Greybeard grinned. “I don’t know. It’s difficult to judge what one’s own character is in unprecedented times like ours.”
“You haven’t made up your mind about yourself? Perhaps that’s what’s keeping you looking so young.”
Changing the subject, Greybeard changed his drink, and got himself a big glass of fortified parsnip wine, buying one for Potsluck also. Behind him, the wedding party became tuneful, singing the ephemeral songs of a century back which had oddly developed a power to stick — and to stick in the gullet, Greybeard thought, as they launched into:
“It may come to that yet,” he said half-laughing to Potsluck.
“Have you see any children around? I mean, are any being born in these parts?”
“They’ve got a freak show here. You want to go and look in at that,” Potsluck said.
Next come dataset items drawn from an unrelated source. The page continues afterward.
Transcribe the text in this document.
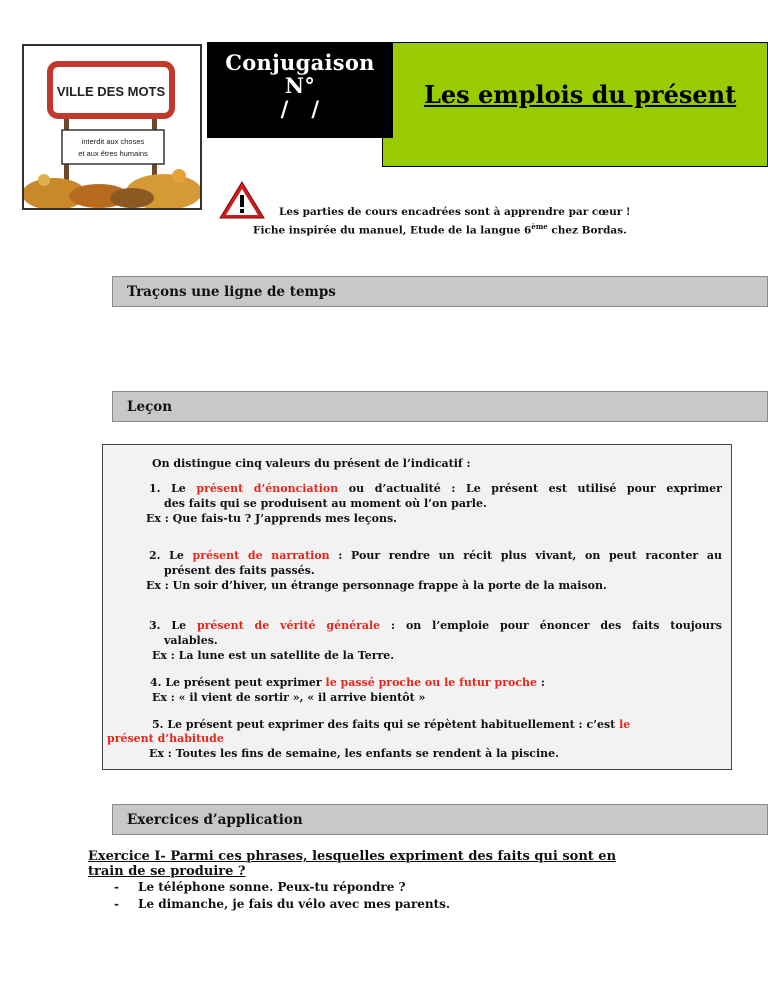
VILLE DES MOTS
interdit aux choses
et aux êtres humains
Conjugaison
N°
/   /	Les emplois du présent
Les parties de cours encadrées sont à apprendre par cœur !
Fiche inspirée du manuel, Etude de la langue 6ème chez Bordas.
Traçons une ligne de temps
Leçon
Exercices d’application
On distingue cinq valeurs du présent de l’indicatif :
1. Le présent d’énonciation ou d’actualité : Le présent est utilisé pour exprimer
des faits qui se produisent au moment où l’on parle.
Ex : Que fais-tu ? J’apprends mes leçons.
2. Le présent de narration : Pour rendre un récit plus vivant, on peut raconter au
présent des faits passés.
Ex : Un soir d’hiver, un étrange personnage frappe à la porte de la maison.
3. Le présent de vérité générale : on l’emploie pour énoncer des faits toujours
valables.
Ex : La lune est un satellite de la Terre.
4. Le présent peut exprimer le passé proche ou le futur proche :
Ex : « il vient de sortir », « il arrive bientôt »
5. Le présent peut exprimer des faits qui se répètent habituellement : c’est le
présent d’habitude
Ex : Toutes les fins de semaine, les enfants se rendent à la piscine.
Exercice I- Parmi ces phrases, lesquelles expriment des faits qui sont en train de se produire ?
- Le téléphone sonne. Peux-tu répondre ?
- Le dimanche, je fais du vélo avec mes parents.
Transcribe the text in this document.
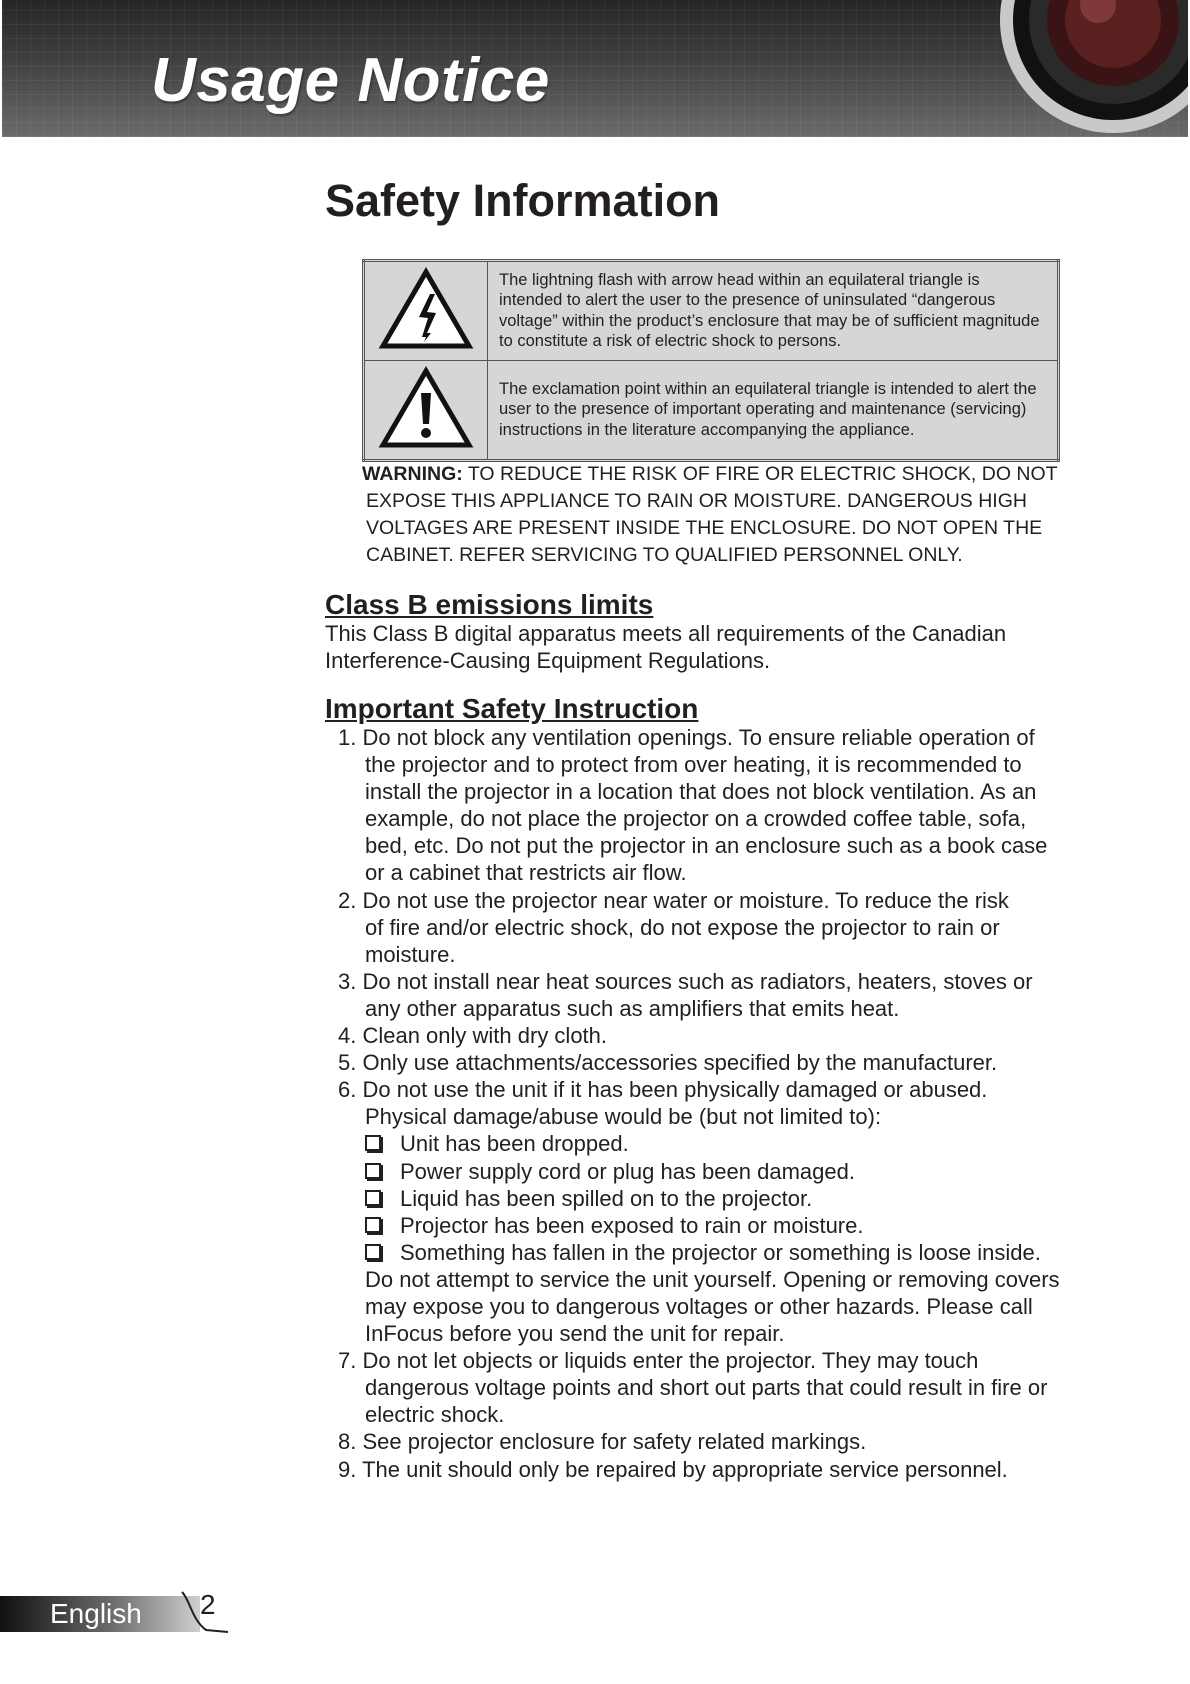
Usage Notice
Safety Information
	The lightning flash with arrow head within an equilateral triangle is intended to alert the user to the presence of uninsulated “dangerous voltage” within the product’s enclosure that may be of sufficient magnitude to constitute a risk of electric shock to persons.
	The exclamation point within an equilateral triangle is intended to alert the user to the presence of important operating and maintenance (servicing) instructions in the literature accompanying the appliance.
WARNING: TO REDUCE THE RISK OF FIRE OR ELECTRIC SHOCK, DO NOT
EXPOSE THIS APPLIANCE TO RAIN OR MOISTURE. DANGEROUS HIGH
VOLTAGES ARE PRESENT INSIDE THE ENCLOSURE. DO NOT OPEN THE
CABINET. REFER SERVICING TO QUALIFIED PERSONNEL ONLY.
Class B emissions limits

This Class B digital apparatus meets all requirements of the Canadian
Interference-Causing Equipment Regulations.

Important Safety Instruction
1. Do not block any ventilation openings. To ensure reliable operation of
the projector and to protect from over heating, it is recommended to
install the projector in a location that does not block ventilation. As an
example, do not place the projector on a crowded coffee table, sofa,
bed, etc. Do not put the projector in an enclosure such as a book case
or a cabinet that restricts air flow.
2. Do not use the projector near water or moisture. To reduce the risk
of fire and/or electric shock, do not expose the projector to rain or
moisture.
3. Do not install near heat sources such as radiators, heaters, stoves or
any other apparatus such as amplifiers that emits heat.
4. Clean only with dry cloth.
5. Only use attachments/accessories specified by the manufacturer.
6. Do not use the unit if it has been physically damaged or abused.
Physical damage/abuse would be (but not limited to):
Unit has been dropped.
Power supply cord or plug has been damaged.
Liquid has been spilled on to the projector.
Projector has been exposed to rain or moisture.
Something has fallen in the projector or something is loose inside.
Do not attempt to service the unit yourself. Opening or removing covers
may expose you to dangerous voltages or other hazards. Please call
InFocus before you send the unit for repair.
7. Do not let objects or liquids enter the projector. They may touch
dangerous voltage points and short out parts that could result in fire or
electric shock.
8. See projector enclosure for safety related markings.
9. The unit should only be repaired by appropriate service personnel.
English 2
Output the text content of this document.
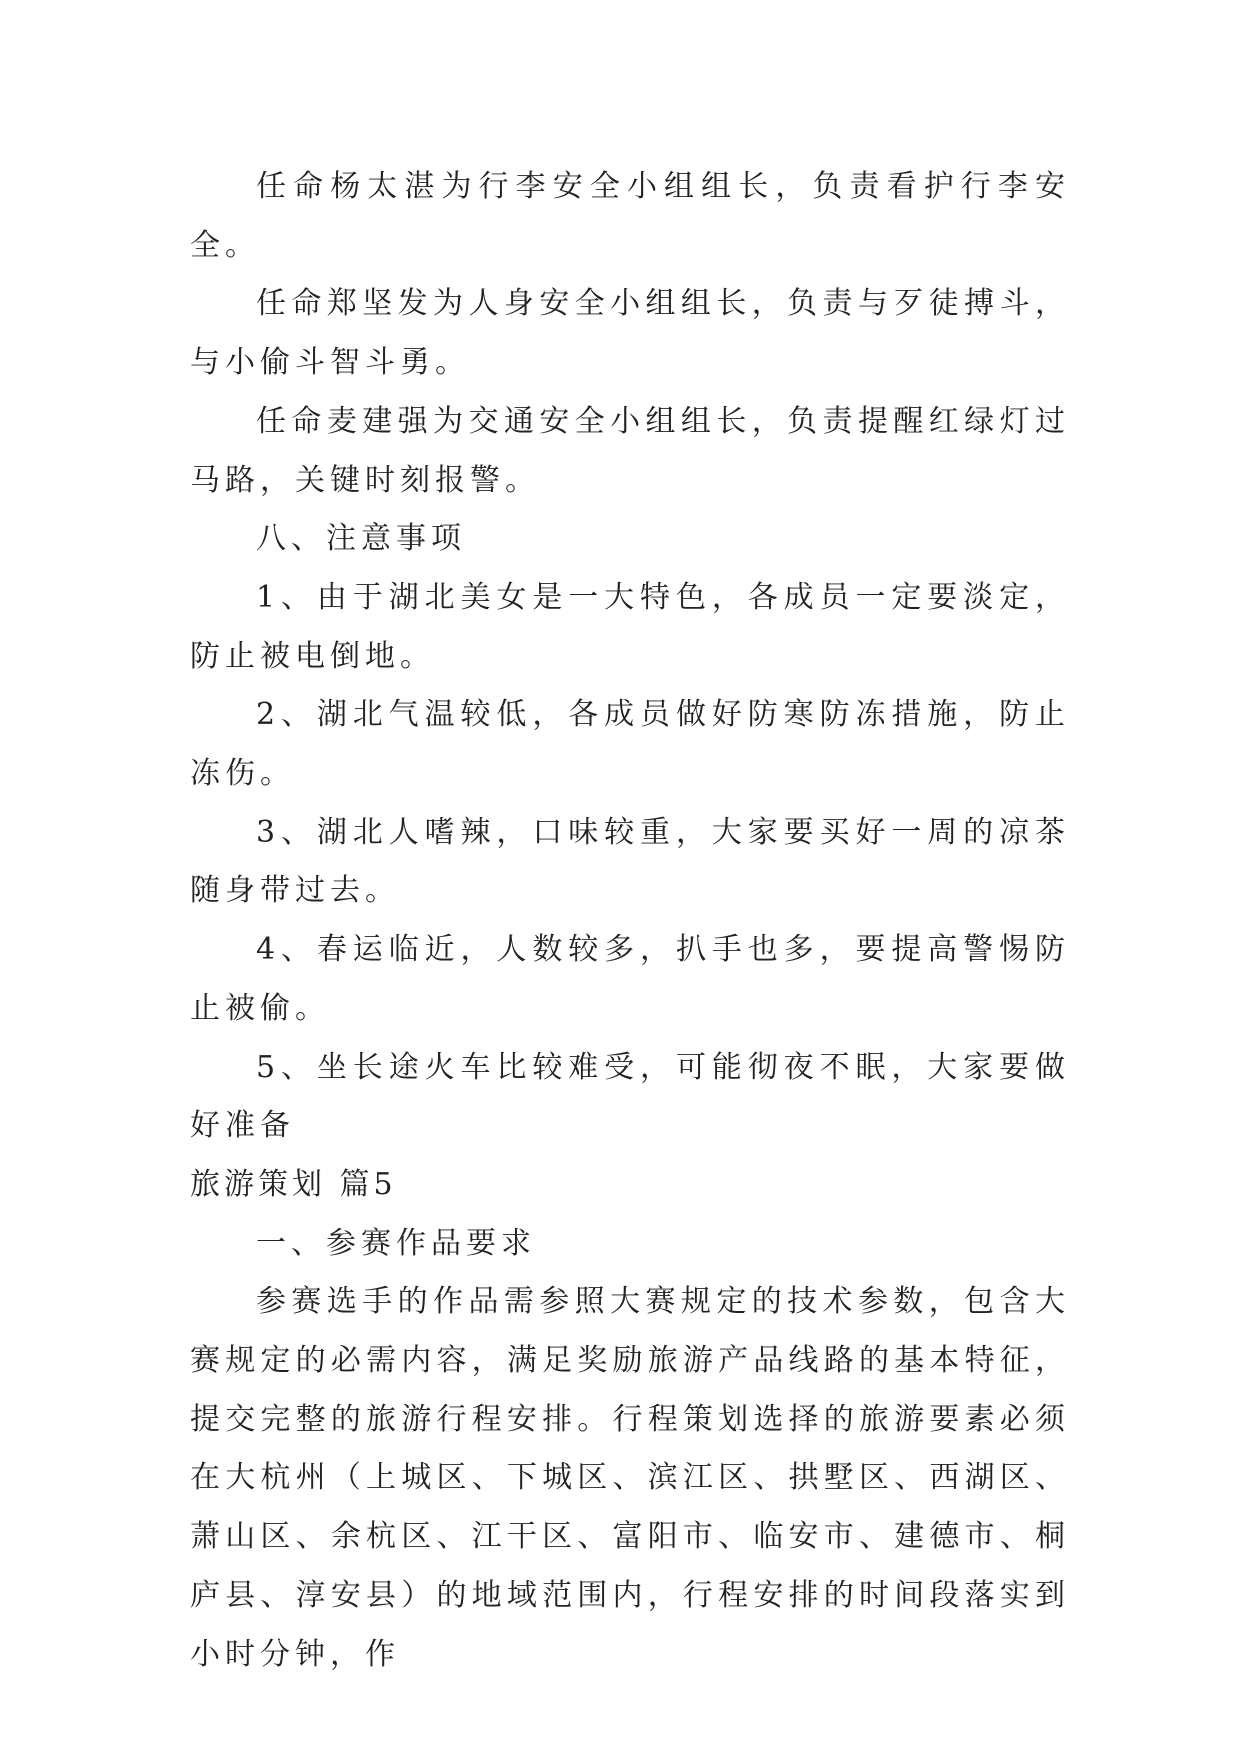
任命杨太湛为行李安全小组组长，负责看护行李安全。

任命郑坚发为人身安全小组组长，负责与歹徒搏斗，与小偷斗智斗勇。

任命麦建强为交通安全小组组长，负责提醒红绿灯过马路，关键时刻报警。

八、注意事项

1、由于湖北美女是一大特色，各成员一定要淡定，防止被电倒地。

2、湖北气温较低，各成员做好防寒防冻措施，防止冻伤。

3、湖北人嗜辣，口味较重，大家要买好一周的凉茶随身带过去。

4、春运临近，人数较多，扒手也多，要提高警惕防止被偷。

5、坐长途火车比较难受，可能彻夜不眠，大家要做好准备

旅游策划 篇5

一、参赛作品要求

参赛选手的作品需参照大赛规定的技术参数，包含大赛规定的必需内容，满足奖励旅游产品线路的基本特征，提交完整的旅游行程安排。行程策划选择的旅游要素必须在大杭州（上城区、下城区、滨江区、拱墅区、西湖区、萧山区、余杭区、江干区、富阳市、临安市、建德市、桐庐县、淳安县）的地域范围内，行程安排的时间段落实到小时分钟，作
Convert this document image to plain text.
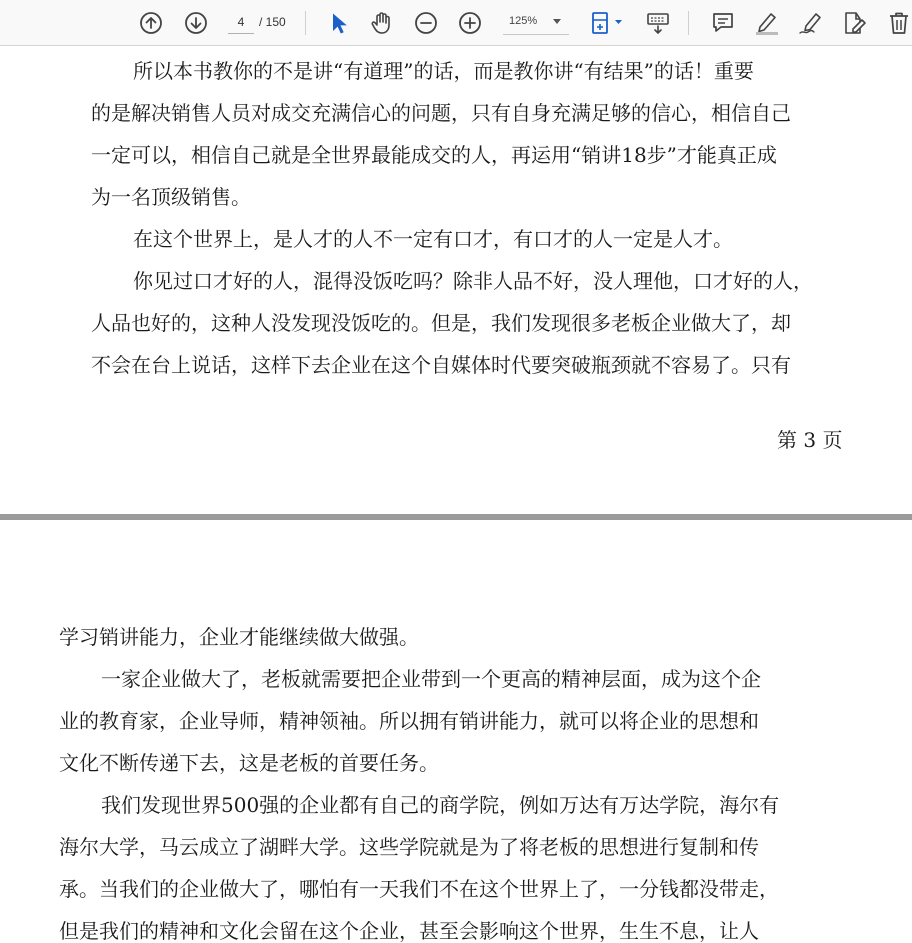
4
/ 150	125%
所以本书教你的不是讲“有道理”的话，而是教你讲“有结果”的话！重要
的是解决销售人员对成交充满信心的问题，只有自身充满足够的信心，相信自己
一定可以，相信自己就是全世界最能成交的人，再运用“销讲18步”才能真正成
为一名顶级销售。
在这个世界上，是人才的人不一定有口才，有口才的人一定是人才。
你见过口才好的人，混得没饭吃吗？除非人品不好，没人理他，口才好的人，
人品也好的，这种人没发现没饭吃的。但是，我们发现很多老板企业做大了，却
不会在台上说话，这样下去企业在这个自媒体时代要突破瓶颈就不容易了。只有
第 3 页
学习销讲能力，企业才能继续做大做强。
一家企业做大了，老板就需要把企业带到一个更高的精神层面，成为这个企
业的教育家，企业导师，精神领袖。所以拥有销讲能力，就可以将企业的思想和
文化不断传递下去，这是老板的首要任务。
我们发现世界500强的企业都有自己的商学院，例如万达有万达学院，海尔有
海尔大学，马云成立了湖畔大学。这些学院就是为了将老板的思想进行复制和传
承。当我们的企业做大了，哪怕有一天我们不在这个世界上了，一分钱都没带走，
但是我们的精神和文化会留在这个企业，甚至会影响这个世界，生生不息，让人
Sudden bleakness eclipsed his good-humour, and he turned sharply away to arrange the bottles behind him. In a little while, as if feeling he had been discourteous, he turned back and began to talk on a new tack.
“I used to be a hairdresser, back before the Accident and until that blinking Coalition government closed my shop. Seems years ago now — but then so it is — long years, I mean. I was trained up in my trade by my Dad, who had the shop before me; and I always used to say when we first heard about this radiation scare that as long as there were people around they’d still want their hair cut — as long as it didn’t all fall out, naturally. I still do a bit of cutting for the other travelling men. There are those that still care for their appearance, I’m glad to say.”
Greybeard did not speak. He recognized a man in the grip of reminiscence; Potsluck had lost some of his semi-rustic way of speech; with a genteel phrase like “those that still care for their appearance”, he revealed how he had slipped back half a century to that vanished world of toilet perquisites, hair creams, before- and after-shave lotions, and the disguising of odours and blemishes.